The prisoner’s dilemma is probably the most famous paradox studied in game theory. This paradox occurs when two parties act in their self-interest but do not produce the optimal outcome.

Assume there are two gang members, Alex and Ben. They are caught and being interrogated by police. Alex and Ben are separated and cannot communicate with each other. The police are confident that Alex and Ben committed a serious crime. However, there is not enough evidence to punish them to the full extent. The police ask Alex and Ben to confess in exchange for freedom.

What should Alex and Ben do?

On the one hand, remaining silent is the right solution for Alex and Ben — both will stay in prison for one year only. On the other hand, confessing may help Alex or Ben avoid prison at all. Here is the dilemma: if Alex thinks that Ben confesses, then Alex’s best strategy is to confess too — otherwise, he would be imprisoned for 20 years. If Alex thinks that Ben remains silent, Alex’s best strategy is to confess as well — this way, he will avoid being imprisoned at all. The same applies to Ben.

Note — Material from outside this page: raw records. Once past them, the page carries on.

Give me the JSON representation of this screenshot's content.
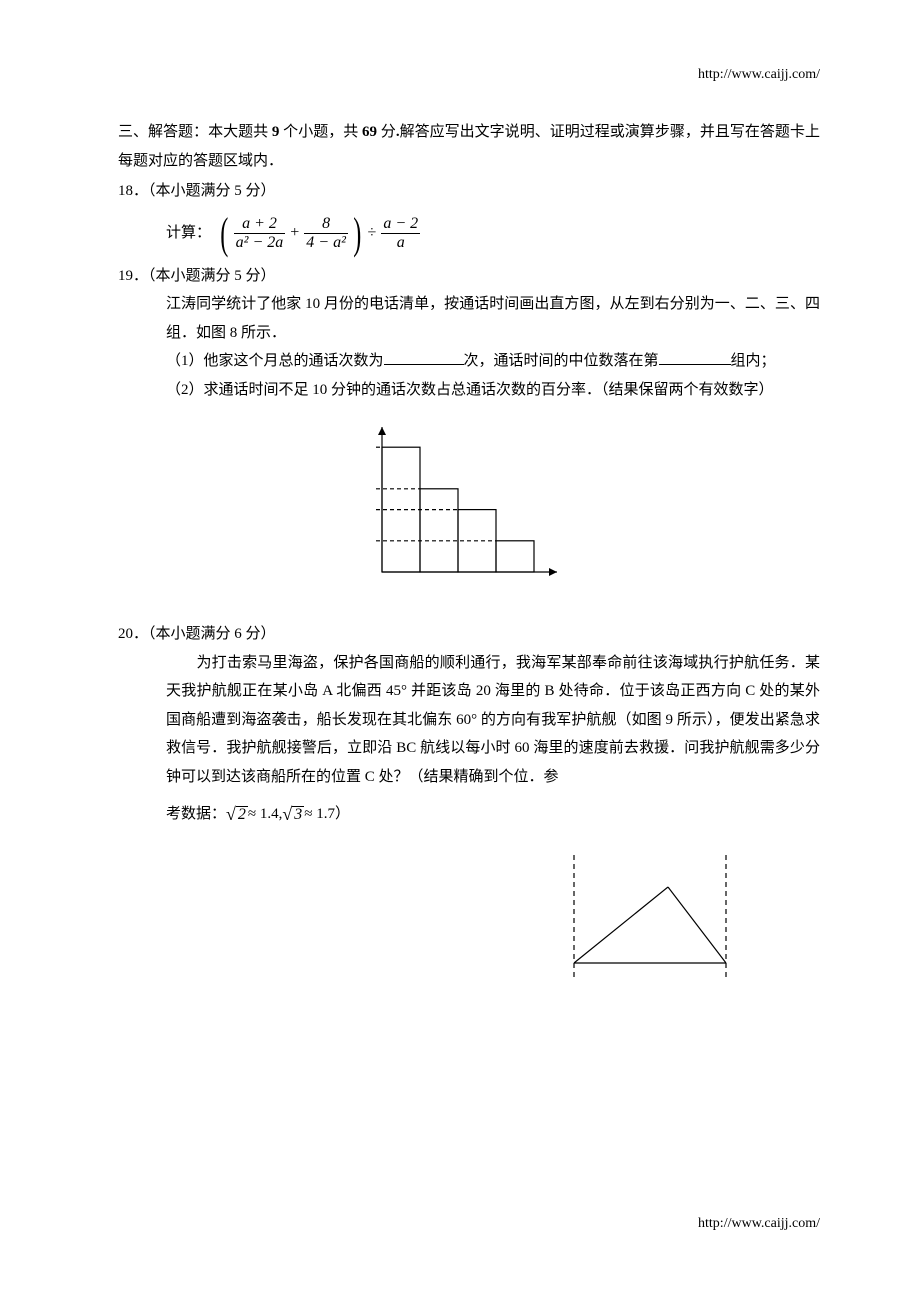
{
  "url": "http://www.caijj.com/",
  "section": {
    "prefix": "三、解答题：本大题共 ",
    "count": "9",
    "mid1": " 个小题，共 ",
    "points": "69",
    "mid2": " 分",
    "bold_dot": ".",
    "tail": "解答应写出文字说明、证明过程或演算步骤，并且写在答题卡上每题对应的答题区域内．"
  },
  "q18": {
    "head_no": "18．",
    "head": "（本小题满分 5 分）",
    "label": "计算：",
    "frac1": {
      "num": "a + 2",
      "den": "a² − 2a"
    },
    "plus": "+",
    "frac2": {
      "num": "8",
      "den": "4 − a²"
    },
    "div": "÷",
    "frac3": {
      "num": "a − 2",
      "den": "a"
    }
  },
  "q19": {
    "head_no": "19．",
    "head": "（本小题满分 5 分）",
    "p1": "江涛同学统计了他家 10 月份的电话清单，按通话时间画出直方图，从左到右分别为一、二、三、四组．如图 8 所示．",
    "p2a": "（1）他家这个月总的通话次数为",
    "p2b": "次，通话时间的中位数落在第",
    "p2c": "组内；",
    "p3": "（2）求通话时间不足 10 分钟的通话次数占总通话次数的百分率．（结果保留两个有效数字）",
    "chart": {
      "bars": [
        120,
        80,
        60,
        30
      ],
      "max": 125,
      "stroke": "#000000",
      "dash": "4,3"
    }
  },
  "q20": {
    "head_no": "20．",
    "head": "（本小题满分 6 分）",
    "p_indent": "　　",
    "p": "为打击索马里海盗，保护各国商船的顺利通行，我海军某部奉命前往该海域执行护航任务．某天我护航舰正在某小岛 A 北偏西 45° 并距该岛 20 海里的 B 处待命．位于该岛正西方向 C 处的某外国商船遭到海盗袭击，船长发现在其北偏东 60° 的方向有我军护航舰（如图 9 所示），便发出紧急求救信号．我护航舰接警后，立即沿 BC 航线以每小时 60 海里的速度前去救援．问我护航舰需多少分钟可以到达该商船所在的位置 C 处？（结果精确到个位．参",
    "p2a": "考数据：",
    "sqrt2_lhs": "2",
    "approx1": " ≈ 1.4, ",
    "sqrt3_lhs": "3",
    "approx2": " ≈ 1.7）",
    "fig": {
      "stroke": "#000000",
      "dash": "5,4"
    }
  }
}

As a result, the best individual strategy for both gang members is to confess, which leads to 5 years in prison.

The prisoner’s dilemma is observed in different fields, such as economics, criminal justice, politics, and sports. Besides, the discovery of the prisoner’s dilemma in 1950 led to the investigation of other social dilemmas such as the dinner’s dilemma and volunteer’s dilemma.

One example of the prisoner’s dilemma in economics is related to the instability of collusive agreements, which I discuss in my article The Math Behind Cartels and Collusive Agreements. While collusive agreements may help companies gain more profits, such agreements do not last long as each member has a strong incentive to “cheat.”

How to avoid the prisoner’s dilemma?

To do this, parties must find a way to cooperate. In every-day life, the prisoner’s dilemma can be avoided through formal and informal codes of conduct and social norms. The prisoner’s dilemma is also easier to avoid when parties cooperate repeatedly.

One interesting example is the organizational structure of street gangs. In the article “Common Characteristics of Gangs: Examining the Cultures of the New Urban Tribes,” Dr. Gregg Etter analyzes the most common characteristics of street gangs. He finds that the central element of any gang organization is the code of conduct, which includes a code of silence. According to the principle of silence, gang members are not allowed to cooperate with authorities in any way. As a result, gangs with a strong code of conduct avoid the prisoner’s dilemma when caught by police.